Value that needs to travel
For sawmillers, the issue is straightforward. Certified logs arrive at the mill carrying a status that has real commercial value for domestic green building projects, in export markets, and increasingly in retail supply chains where procurement teams are asking for documentation, not just assurances.
But without FSC Chain of Custody certification at the mill, that status doesn't survive processing. The material's certified origin is effectively lost the moment the log is broken down, and no FSC claim can be passed on to the customer.
Chain of Custody is the mechanism that keeps certified material's value intact through transformation from log to sawn timber, from sawn timber to engineered product, from component to finished piece. For sawmillers and mass timber producers already working with certified input material, the question worth asking is whether the premium embedded in that material is being recovered commercially or quietly disappearing at the point of processing.
Where the uptake is lagging
The honest answer is that awareness and uptake have been slow in parts of the industry that stand to benefit most. Architects, specifiers, developers, and furniture manufacturers are slowly coming to terms with what Chain of Custody means for them in practice.
Organisations like the South African Furniture Initiative (SAFI) and the Green Building Council of South Africa (GBCSA) are now actively working to close that gap, which is welcome. Still, it takes time to shift procurement habits and specification practices that have been in place for years.
Speaking at the Wood Conference in Cape Town in February, Richard Ferguson of FSC Southern Africa highlighted a practical point for those working in construction and development: FSC Project Certification offers a route that doesn't require a permanent Chain of Custody system. A developer or project team can certify a single build sourcing FSC-certified materials for that project and make a verifiable responsible sourcing claim against it, without the overhead of ongoing annual certification.
For architects and project managers already navigating green building rating tools, it integrates reasonably cleanly into processes they're already running. It's a lower barrier than many assume.
The cost question
For boutique furniture makers and small-to-medium manufacturers with export ambitions, the picture is more complicated, and it's worth being direct about it.

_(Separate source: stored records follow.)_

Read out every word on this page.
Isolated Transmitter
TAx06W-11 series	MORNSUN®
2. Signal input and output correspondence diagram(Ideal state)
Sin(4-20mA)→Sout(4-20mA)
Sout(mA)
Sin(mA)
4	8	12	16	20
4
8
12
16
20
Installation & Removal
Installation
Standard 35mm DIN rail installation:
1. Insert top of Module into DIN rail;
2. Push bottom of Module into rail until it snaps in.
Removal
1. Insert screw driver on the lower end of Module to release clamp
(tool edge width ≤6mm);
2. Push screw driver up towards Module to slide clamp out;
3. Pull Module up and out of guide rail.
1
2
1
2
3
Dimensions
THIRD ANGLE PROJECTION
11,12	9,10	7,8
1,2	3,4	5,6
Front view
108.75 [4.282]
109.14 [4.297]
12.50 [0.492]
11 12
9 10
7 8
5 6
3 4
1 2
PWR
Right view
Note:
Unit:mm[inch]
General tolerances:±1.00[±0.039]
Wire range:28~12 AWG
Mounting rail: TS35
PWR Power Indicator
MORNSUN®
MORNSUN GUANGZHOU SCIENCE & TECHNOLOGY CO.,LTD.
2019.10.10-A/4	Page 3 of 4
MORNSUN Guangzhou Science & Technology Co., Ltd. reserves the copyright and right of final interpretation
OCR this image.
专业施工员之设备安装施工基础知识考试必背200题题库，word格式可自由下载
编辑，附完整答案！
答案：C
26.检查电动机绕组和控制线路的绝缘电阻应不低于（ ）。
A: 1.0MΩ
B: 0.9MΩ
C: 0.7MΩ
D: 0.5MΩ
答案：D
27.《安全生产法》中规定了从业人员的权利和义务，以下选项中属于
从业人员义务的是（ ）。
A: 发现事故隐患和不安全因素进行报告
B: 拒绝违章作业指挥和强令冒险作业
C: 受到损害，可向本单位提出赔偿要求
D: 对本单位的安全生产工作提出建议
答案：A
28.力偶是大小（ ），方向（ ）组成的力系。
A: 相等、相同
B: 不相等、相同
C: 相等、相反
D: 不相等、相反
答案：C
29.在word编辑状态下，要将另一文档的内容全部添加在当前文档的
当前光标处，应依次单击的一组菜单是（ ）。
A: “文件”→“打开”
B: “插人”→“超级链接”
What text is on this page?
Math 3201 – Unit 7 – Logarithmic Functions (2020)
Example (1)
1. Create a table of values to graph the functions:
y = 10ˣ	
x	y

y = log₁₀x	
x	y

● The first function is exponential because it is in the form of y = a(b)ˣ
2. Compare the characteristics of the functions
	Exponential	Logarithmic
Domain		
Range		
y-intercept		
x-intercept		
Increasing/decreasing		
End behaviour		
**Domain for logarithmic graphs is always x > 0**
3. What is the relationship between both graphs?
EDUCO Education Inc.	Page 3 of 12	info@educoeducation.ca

FSC Chain of Custody certification involves annual audits, and for smaller operations, those costs are real. The audit fees, administrative burden, and time are not trivial; the cost-benefit calculation may not stack up unless local demand for sustainably grown and sourced products increases or export volumes justify it.
That tension is genuine, and SAFI, Forestry South Africa (FSA), Sawmilling South Africa (SSA), the Paper and Pulp Manufacturers (Pamsa) and the FSC are aware of it. The FSC is always ready to explore options, as its group certification schemes for small growers demonstrate.
For manufacturers who are already exporting or actively pursuing export markets, particularly into Europe, the requirements for verified responsible sourcing are tightening. The EU Deforestation Regulation (EUDR) is the clearest recent signal of that direction, and getting the basics right now is considerably easier than catching up with it later.
The public side
For readers of this magazine, none of the above is particularly new territory. But the industry faces a broader communication challenge that sits underneath all of it. There is a persistent disconnect between public demand for wood products, their perceptions of plantation forestry, and the prices they are prepared to pay.
That uneasiness is largely built on misunderstanding about plantation forestry, about carbon, about what sustainable forest management means for biodiversity. It is aggravated by the availability of wet-off saw timber and illegally “treated” poles and timber, mostly sourced from stolen trees. These factors have real consequences for how the sector is perceived and how confidently consumers and specifiers engage with timber as a material.
Foresters, sawmillers, mass timber producers, and woodworkers are well-placed to address this, but it requires a deliberate effort to engage with consumers. The case for certified timber needs to be made at the point of sale, in project documentation, and in one-on-one conversations with clients and specifiers.